Neutron transmutation of 10B doped diamond

Free standing 10B isotope doped diamond films deposited by chemical vapor deposition in a microwave chamber were irradiated to thermal neutron fluence values of 0.32 × 1019, 0.65 × 1019, 1.3 × 1019, and 2.6 × 1019 n/cm2. Cooling of the diamond films was maintained during irradiation. In a separate experiment, neutron irradiation to a total fluence of 2.4 × 1020 n/cm2 with equal fast and thermal neutrons was also performed on a diamond epilayer without cooling during irradiation. The formation of defects in the diamond films was characterized using Raman, FTIR, photoluminescence, electron paramagnetic resonance spectroscopy, and X-ray diffraction. It was found that defect configurations in diamond responsible for an increase in continuum background in the one-phonon region of Raman spectrum were absent in the films that have been cooled.

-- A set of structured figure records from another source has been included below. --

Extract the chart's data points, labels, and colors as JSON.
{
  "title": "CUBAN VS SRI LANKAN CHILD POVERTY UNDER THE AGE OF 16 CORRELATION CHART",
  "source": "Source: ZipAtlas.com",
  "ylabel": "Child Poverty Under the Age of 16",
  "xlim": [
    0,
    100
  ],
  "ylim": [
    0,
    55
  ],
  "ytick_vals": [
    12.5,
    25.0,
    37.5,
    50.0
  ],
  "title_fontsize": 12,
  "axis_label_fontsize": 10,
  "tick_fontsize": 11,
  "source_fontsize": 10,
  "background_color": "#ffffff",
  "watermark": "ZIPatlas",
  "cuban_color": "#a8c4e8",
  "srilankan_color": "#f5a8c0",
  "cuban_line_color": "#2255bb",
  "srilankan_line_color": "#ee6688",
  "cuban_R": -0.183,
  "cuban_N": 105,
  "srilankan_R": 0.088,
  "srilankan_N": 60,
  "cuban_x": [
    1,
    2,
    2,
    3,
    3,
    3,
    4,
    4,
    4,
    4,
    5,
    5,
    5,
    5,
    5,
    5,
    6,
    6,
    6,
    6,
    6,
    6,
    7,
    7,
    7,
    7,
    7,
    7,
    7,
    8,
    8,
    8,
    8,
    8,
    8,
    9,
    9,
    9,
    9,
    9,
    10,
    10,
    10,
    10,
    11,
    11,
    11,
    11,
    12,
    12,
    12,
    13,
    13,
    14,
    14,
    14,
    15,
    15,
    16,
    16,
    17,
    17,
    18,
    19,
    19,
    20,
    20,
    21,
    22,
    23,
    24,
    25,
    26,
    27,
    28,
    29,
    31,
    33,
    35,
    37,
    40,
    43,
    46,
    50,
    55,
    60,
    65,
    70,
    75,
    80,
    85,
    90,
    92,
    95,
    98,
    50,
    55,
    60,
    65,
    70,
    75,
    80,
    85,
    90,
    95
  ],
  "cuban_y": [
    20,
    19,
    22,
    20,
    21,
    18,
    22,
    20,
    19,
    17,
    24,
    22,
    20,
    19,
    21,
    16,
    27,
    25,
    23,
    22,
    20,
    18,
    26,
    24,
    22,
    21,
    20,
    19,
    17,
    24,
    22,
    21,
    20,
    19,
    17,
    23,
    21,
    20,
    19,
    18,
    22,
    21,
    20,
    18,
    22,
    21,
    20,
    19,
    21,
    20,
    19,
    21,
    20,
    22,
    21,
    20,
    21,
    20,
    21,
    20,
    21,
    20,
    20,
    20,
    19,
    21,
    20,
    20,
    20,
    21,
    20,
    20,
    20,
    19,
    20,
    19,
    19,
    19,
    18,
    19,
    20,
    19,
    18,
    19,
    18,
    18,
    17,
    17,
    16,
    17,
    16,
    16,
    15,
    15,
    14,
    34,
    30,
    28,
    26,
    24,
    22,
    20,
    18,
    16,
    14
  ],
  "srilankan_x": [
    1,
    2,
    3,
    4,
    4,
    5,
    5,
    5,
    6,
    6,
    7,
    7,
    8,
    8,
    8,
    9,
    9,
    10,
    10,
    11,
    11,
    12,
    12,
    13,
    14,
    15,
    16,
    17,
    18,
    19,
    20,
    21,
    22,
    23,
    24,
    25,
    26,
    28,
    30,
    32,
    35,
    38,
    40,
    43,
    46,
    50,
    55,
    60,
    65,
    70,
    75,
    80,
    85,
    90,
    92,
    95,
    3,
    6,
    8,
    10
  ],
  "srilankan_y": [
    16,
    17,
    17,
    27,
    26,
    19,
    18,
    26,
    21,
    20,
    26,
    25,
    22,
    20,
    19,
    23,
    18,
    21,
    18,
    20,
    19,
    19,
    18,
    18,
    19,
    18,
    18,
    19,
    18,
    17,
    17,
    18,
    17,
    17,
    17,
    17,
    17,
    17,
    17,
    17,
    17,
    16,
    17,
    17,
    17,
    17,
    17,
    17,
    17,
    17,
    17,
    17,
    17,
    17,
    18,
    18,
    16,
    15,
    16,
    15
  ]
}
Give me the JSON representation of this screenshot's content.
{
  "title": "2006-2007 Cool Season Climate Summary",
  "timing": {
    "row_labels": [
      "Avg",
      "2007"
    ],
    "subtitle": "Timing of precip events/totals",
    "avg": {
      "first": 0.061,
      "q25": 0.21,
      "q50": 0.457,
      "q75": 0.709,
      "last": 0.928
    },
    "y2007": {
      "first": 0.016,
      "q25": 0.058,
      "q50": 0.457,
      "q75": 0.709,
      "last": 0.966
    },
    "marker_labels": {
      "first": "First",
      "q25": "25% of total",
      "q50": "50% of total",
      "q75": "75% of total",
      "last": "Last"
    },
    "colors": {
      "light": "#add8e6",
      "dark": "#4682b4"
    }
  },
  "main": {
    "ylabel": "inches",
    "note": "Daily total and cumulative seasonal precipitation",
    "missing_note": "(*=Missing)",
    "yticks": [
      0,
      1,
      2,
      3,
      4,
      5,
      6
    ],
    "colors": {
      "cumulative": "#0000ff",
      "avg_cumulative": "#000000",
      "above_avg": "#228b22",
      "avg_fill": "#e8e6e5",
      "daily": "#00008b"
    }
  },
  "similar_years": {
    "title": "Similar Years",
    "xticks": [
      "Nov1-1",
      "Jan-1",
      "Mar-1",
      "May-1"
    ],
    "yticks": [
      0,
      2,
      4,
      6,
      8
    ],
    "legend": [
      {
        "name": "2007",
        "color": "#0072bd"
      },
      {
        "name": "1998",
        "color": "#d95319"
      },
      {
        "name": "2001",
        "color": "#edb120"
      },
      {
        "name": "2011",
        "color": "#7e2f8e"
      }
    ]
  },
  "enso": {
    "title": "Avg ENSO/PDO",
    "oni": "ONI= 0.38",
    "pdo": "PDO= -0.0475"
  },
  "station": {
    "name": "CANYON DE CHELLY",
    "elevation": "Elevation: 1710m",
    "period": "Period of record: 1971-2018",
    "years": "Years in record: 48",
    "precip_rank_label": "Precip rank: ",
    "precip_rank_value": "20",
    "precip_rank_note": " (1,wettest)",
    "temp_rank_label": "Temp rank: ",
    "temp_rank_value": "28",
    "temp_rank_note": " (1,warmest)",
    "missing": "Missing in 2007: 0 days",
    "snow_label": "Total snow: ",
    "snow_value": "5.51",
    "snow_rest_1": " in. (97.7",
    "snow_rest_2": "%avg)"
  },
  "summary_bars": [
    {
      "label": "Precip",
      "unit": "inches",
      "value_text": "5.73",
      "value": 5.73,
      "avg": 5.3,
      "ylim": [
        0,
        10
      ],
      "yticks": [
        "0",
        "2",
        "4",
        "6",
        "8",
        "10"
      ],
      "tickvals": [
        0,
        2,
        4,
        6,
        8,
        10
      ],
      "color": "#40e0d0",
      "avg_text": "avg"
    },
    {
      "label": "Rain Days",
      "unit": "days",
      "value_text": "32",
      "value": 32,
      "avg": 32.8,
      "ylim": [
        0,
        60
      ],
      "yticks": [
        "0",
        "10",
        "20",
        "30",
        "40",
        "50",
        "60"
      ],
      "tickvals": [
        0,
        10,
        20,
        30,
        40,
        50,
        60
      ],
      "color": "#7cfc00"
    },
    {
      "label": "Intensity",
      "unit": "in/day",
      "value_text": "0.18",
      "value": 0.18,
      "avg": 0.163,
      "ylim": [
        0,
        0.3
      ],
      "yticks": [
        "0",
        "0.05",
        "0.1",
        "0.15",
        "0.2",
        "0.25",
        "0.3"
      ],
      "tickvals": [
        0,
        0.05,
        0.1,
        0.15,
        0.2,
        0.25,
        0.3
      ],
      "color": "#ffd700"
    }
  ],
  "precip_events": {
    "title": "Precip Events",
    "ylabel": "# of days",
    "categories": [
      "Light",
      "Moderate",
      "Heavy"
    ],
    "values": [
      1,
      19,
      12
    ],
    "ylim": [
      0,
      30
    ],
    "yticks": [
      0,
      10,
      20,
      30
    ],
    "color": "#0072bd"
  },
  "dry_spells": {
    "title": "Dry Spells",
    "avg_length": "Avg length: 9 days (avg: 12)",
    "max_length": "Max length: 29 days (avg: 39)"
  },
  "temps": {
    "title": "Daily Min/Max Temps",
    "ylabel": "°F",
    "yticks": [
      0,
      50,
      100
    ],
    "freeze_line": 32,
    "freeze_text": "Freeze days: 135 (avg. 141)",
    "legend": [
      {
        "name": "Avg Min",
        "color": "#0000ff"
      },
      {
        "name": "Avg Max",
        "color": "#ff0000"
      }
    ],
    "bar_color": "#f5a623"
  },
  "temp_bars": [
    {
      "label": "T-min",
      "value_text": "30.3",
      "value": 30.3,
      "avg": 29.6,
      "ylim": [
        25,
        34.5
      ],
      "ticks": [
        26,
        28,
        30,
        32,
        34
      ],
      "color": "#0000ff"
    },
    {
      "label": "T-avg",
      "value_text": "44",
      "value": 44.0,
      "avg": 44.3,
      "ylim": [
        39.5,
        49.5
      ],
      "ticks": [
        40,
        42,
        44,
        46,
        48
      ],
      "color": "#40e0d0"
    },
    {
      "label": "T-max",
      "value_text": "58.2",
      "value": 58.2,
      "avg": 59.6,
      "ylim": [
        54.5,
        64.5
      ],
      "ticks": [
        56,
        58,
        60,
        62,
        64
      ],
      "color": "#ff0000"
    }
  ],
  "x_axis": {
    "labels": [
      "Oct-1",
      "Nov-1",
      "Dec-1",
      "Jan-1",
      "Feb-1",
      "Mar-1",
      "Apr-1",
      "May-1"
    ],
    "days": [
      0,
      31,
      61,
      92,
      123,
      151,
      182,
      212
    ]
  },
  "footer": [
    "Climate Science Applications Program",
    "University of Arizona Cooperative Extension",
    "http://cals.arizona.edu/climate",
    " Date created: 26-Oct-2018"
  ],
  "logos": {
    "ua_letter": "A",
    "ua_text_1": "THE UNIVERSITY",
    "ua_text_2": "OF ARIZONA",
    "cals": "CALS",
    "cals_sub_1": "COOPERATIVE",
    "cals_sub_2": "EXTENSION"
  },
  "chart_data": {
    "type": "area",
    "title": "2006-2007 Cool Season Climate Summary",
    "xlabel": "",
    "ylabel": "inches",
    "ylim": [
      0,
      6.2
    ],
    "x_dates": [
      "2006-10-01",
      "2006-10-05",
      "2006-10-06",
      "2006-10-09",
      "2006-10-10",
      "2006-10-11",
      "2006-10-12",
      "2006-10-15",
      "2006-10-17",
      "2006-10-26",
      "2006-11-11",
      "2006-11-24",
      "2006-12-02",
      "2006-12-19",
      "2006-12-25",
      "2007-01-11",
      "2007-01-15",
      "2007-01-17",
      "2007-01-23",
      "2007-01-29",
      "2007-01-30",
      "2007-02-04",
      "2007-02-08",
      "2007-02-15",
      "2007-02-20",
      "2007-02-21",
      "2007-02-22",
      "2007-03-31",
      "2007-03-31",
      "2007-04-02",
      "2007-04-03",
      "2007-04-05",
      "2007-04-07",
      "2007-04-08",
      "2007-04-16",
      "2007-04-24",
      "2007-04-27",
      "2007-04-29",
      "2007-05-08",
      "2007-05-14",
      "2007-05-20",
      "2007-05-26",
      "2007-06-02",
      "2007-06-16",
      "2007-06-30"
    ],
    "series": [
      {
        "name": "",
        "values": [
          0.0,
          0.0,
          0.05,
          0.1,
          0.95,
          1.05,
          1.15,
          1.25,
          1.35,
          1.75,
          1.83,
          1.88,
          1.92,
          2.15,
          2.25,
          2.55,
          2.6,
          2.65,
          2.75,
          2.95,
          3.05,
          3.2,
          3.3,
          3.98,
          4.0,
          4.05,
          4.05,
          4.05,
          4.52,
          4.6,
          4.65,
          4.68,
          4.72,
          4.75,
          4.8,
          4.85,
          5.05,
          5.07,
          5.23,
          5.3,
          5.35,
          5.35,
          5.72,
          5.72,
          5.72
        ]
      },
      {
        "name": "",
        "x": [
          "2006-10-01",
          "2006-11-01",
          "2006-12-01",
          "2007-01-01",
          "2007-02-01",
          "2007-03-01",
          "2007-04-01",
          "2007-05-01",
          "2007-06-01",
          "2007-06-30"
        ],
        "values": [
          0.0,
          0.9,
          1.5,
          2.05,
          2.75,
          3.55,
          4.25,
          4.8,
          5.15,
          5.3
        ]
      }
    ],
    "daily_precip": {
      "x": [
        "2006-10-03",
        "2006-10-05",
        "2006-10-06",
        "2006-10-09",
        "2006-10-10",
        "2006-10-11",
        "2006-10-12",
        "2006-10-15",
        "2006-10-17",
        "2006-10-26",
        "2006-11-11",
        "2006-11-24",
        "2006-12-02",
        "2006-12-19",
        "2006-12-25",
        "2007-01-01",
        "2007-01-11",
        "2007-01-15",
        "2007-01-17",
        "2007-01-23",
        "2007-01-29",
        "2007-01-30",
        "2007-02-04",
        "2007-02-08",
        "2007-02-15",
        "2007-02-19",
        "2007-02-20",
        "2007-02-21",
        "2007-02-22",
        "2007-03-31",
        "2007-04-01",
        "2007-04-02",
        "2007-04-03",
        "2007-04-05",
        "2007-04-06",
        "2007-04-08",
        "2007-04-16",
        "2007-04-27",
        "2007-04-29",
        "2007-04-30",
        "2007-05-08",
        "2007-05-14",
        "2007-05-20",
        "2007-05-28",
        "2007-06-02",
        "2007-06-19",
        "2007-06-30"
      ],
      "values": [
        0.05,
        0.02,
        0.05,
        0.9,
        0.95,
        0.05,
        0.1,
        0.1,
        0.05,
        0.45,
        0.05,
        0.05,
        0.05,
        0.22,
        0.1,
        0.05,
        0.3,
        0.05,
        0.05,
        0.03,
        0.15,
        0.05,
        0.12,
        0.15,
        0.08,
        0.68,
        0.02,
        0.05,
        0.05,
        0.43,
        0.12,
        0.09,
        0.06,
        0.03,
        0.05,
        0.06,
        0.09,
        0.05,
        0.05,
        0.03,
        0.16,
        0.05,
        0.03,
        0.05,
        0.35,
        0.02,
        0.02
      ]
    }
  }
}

The FTIR peak at 1530 cm− 1 annealed in the sample irradiated to a fluence of 2.6 × 1019 n/cm2 indicating that the sample reached a temperature of 300 °C during irradiation. Absence of characteristic infrared absorption peaks that were observed only upon annealing neutron irradiated diamond is used to conclude that the temperature of the sample during neutron irradiation to a fluence of 2.6 × 1019 n/cm2 was well below 650 °C needed for mobility of defects and accumulation of stable unrecoverable damage. On the other hand, results from diamond epilayer subjected to equal thermal and fast neutron fluence of 2.4 × 1020 n/cm2 and without cooling showed that defects formed from displaced carbon atoms became mobile and formed complex configurations of irrecoverable damage. Electrical conductance of the unirradiated and irradiated diamond samples was measured as a function of temperature to determine the compensation of the p-type by the n-type charge carriers.